• Vol. 03
  • Chapter 02

Forget About Monkeys

They didn’t notice at first. They’d always said polite things about their friend’s indistinct pictures, the vaguely embarrassing announcement of body parts inside someone else’s womb.

They thought suggestions of a dainty nose or long fingers amongst the random swirls of moony white were good for beer-laughs, the kind of crap that signalled the onset of middle age.

So the shape in the darkness meant little to them for whole seconds, minutes maybe, as the jellied plastic was pressed over and over her pliant stomach while they held damp hands.

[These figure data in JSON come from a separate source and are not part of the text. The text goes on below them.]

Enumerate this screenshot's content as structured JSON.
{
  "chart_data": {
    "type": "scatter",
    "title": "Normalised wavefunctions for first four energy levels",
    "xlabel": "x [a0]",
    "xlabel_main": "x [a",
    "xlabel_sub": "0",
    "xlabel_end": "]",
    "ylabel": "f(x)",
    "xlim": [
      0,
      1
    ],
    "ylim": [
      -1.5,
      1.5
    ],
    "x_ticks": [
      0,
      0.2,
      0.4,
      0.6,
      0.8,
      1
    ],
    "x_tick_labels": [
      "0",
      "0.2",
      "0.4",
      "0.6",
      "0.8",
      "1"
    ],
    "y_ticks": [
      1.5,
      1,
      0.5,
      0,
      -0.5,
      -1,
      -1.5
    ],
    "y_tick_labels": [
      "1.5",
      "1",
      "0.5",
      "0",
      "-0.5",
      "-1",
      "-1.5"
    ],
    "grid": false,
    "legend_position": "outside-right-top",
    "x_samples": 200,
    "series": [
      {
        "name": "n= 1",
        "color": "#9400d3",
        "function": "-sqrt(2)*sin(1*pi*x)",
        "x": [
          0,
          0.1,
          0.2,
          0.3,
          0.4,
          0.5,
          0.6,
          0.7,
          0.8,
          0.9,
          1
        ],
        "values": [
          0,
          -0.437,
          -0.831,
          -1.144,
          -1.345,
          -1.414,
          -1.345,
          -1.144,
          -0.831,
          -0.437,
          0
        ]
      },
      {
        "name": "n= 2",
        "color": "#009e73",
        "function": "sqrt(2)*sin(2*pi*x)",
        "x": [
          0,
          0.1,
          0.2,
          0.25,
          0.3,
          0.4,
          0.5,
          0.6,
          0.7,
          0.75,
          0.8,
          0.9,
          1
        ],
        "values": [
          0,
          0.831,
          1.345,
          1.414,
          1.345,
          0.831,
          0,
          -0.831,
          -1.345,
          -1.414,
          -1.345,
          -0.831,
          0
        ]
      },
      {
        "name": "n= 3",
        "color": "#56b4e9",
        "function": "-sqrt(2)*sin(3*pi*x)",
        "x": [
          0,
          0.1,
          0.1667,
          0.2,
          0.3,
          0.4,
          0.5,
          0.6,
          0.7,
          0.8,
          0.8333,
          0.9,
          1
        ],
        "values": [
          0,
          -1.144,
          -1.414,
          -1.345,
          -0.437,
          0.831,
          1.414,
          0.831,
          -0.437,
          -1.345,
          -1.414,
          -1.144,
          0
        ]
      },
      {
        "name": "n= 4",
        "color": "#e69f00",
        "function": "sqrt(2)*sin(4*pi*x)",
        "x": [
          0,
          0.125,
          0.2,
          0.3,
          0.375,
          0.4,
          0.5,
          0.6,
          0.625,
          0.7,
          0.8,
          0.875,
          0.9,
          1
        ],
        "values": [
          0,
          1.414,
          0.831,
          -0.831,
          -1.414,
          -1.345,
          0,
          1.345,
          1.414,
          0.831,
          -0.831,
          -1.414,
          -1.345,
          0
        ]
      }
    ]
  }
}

But the head, when it was found, was a shining, all-jaw structure that made the technician narrow her eyes to cracks and press some kind of alarm.

A doctor came from nowhere, and then another, too stark in their clean coats for the little sweat-smelling room, for the roving presence on the screen.

She thought of Sunday pursuits with her father, the endless dangle of the rod, the paint can that squirmed with life as forbidden as her parent’s bedroom. One hour the bored surface was shattered by a single great mouth, a prehistoric gape, all skull and no brain, a slithering victory.

He thought of other dark waters, unfathomable pressures, wildlife documentaries that reveal an alien world beneath us, under the place where we swim and kick, nearly naked, trying for fun when all that reality is lurking.

They let go of each other’s hands at the same moment. The full creature was all there, the stubborn pursed mouth flowing into scale after scale, the cold blood visible in webs as unfamiliar as leaves, the body a split strip, a waving torso yet to grow legs.